Re: WIP/PoC for parallel backup

Asif Rehman <asifr.rehman@gmail.com>

From: Asif Rehman <asifr.rehman@gmail.com>
To: Robert Haas <robertmhaas@gmail.com>
Cc: Ibrar Ahmed <ibrar.ahmad@gmail.com>, PostgreSQL Hackers <pgsql-hackers@postgresql.org>
Date: 2019-11-12T12:07:14Z
Lists: pgsql-hackers

Commits

Same data as JSON: GET /api/v1/messages/:b64id/commits the thread's linked commits as JSON, with link sources. API reference →
  1. Fix failures in incremental_sort due to number of workers

  2. In jsonb_plpython.c, suppress warning message from gcc 10.
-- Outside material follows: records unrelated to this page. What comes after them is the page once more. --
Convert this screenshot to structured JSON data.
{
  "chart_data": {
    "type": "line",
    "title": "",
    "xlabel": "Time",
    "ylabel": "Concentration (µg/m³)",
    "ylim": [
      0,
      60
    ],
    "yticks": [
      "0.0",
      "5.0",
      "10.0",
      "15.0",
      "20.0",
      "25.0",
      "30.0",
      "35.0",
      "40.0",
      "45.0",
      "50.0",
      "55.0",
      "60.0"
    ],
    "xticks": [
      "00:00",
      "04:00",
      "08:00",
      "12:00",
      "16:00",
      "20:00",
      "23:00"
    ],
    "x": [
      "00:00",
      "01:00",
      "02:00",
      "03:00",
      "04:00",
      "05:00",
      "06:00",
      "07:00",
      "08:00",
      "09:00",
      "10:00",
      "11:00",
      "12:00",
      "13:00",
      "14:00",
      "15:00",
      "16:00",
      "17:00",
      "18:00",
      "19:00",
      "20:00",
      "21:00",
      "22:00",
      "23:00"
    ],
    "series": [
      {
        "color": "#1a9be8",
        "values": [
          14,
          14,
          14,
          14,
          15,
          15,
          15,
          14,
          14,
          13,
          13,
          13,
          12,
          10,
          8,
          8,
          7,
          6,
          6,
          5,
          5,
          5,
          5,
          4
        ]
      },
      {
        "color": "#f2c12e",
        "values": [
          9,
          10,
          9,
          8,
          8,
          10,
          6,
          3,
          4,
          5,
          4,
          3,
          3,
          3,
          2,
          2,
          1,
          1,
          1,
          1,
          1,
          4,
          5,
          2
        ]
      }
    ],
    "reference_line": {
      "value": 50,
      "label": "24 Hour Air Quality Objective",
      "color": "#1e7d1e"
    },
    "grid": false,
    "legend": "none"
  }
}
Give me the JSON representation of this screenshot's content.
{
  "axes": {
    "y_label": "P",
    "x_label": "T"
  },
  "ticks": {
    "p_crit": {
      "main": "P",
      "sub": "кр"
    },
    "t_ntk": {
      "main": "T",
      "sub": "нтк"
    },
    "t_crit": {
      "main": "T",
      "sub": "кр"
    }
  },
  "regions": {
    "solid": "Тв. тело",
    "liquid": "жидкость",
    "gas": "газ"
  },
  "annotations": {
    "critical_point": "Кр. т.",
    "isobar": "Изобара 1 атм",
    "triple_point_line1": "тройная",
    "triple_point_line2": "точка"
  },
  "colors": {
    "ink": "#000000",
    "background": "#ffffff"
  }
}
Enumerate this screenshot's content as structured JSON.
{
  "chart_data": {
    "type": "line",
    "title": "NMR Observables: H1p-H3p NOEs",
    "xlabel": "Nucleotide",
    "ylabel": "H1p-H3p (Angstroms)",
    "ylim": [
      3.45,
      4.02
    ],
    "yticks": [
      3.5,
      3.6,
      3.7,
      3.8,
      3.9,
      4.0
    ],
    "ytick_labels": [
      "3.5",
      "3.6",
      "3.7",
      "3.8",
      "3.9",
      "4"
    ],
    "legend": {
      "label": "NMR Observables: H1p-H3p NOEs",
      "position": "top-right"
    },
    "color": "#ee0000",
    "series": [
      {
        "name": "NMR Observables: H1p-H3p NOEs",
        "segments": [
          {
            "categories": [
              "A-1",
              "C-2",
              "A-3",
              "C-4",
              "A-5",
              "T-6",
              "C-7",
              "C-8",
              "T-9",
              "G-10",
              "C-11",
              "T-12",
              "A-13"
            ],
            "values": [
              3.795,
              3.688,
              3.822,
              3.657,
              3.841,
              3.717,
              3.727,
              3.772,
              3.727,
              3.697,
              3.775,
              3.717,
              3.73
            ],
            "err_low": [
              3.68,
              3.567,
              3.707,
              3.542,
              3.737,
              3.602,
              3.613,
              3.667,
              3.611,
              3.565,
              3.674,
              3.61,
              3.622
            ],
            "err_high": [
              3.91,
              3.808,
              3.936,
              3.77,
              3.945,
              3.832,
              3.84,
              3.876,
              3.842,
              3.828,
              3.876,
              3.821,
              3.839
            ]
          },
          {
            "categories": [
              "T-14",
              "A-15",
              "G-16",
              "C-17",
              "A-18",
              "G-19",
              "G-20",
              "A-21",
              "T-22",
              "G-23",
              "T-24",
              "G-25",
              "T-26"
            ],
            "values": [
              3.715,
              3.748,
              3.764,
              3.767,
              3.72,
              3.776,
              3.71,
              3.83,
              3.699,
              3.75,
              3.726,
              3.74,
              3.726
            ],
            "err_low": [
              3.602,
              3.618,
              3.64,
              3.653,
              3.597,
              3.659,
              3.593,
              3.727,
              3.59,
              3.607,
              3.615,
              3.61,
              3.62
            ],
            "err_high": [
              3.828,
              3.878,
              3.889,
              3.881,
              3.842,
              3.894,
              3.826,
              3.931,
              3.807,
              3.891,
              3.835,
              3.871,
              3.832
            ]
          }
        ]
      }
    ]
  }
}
  3. Fix minor problems with non-exclusive backup cleanup.

Attachments

On Mon, Nov 4, 2019 at 6:08 PM Asif Rehman <asifr.rehman@gmail.com> wrote:

>
>
> On Fri, Nov 1, 2019 at 8:53 PM Robert Haas <robertmhaas@gmail.com> wrote:
>
>> On Wed, Oct 30, 2019 at 10:16 AM Asif Rehman <asifr.rehman@gmail.com>
>> wrote:
>> > 'startptr' is used by sendFile() during checksum verification. Since
>> > SendBackupFiles() is using sendFIle we have to set a valid WAL location.
>>
>> Ugh, global variables.
>>
>> Why are START_BACKUP, SEND_BACKUP_FILELIST, SEND_BACKUP_FILES, and
>> STOP_BACKUP all using the same base_backup_opt_list production as
>> BASE_BACKUP? Presumably most of those options are not applicable to
>> most of those commands, and the productions should therefore be
>> separated.
>>
>
> Are you expecting something like the attached patch? Basically I have
> reorganised the grammar
> rules so each command can have the options required by it.
>
> I was feeling a bit reluctant for this change because it may add some
> unwanted grammar rules in
> the replication grammar. Since these commands are using the same options
> as base backup, may
> be we could throw error inside the relevant functions on unwanted options?
>
>
>
>> You should add docs, too.  I wouldn't have to guess what some of this
>> stuff was for if you wrote documentation explaining what this stuff
>> was for. :-)
>>
>
> Yes I will add it in the next patch.
>
>
>>
>> >> The tablespace_path option appears entirely unused, and I don't know
>> >> why that should be necessary here, either.
>> >
>> > This is to calculate the basepathlen. We need to exclude the tablespace
>> location (or
>> > base path) from the filename before it is sent to the client with
>> sendFile call. I added
>> > this option primarily to avoid performing string manipulation on
>> filename to extract the
>> > tablespace location and then calculate the basepathlen.
>> >
>> > Alternatively we can do it by extracting the base path from the
>> received filename. What
>> > do you suggest?
>>
>> I don't think the server needs any information from the client in
>> order to be able to exclude the tablespace location from the pathname.
>> Whatever it needs to know, it should be able to figure out, just as it
>> would in a non-parallel backup.
>>
>> --
>> Robert Haas
>> EnterpriseDB: http://www.enterprisedb.com
>> The Enterprise PostgreSQL Company
>>
>
>
I have updated the replication grammar with some new rules to differentiate
the options production
for base backup and newly added commands.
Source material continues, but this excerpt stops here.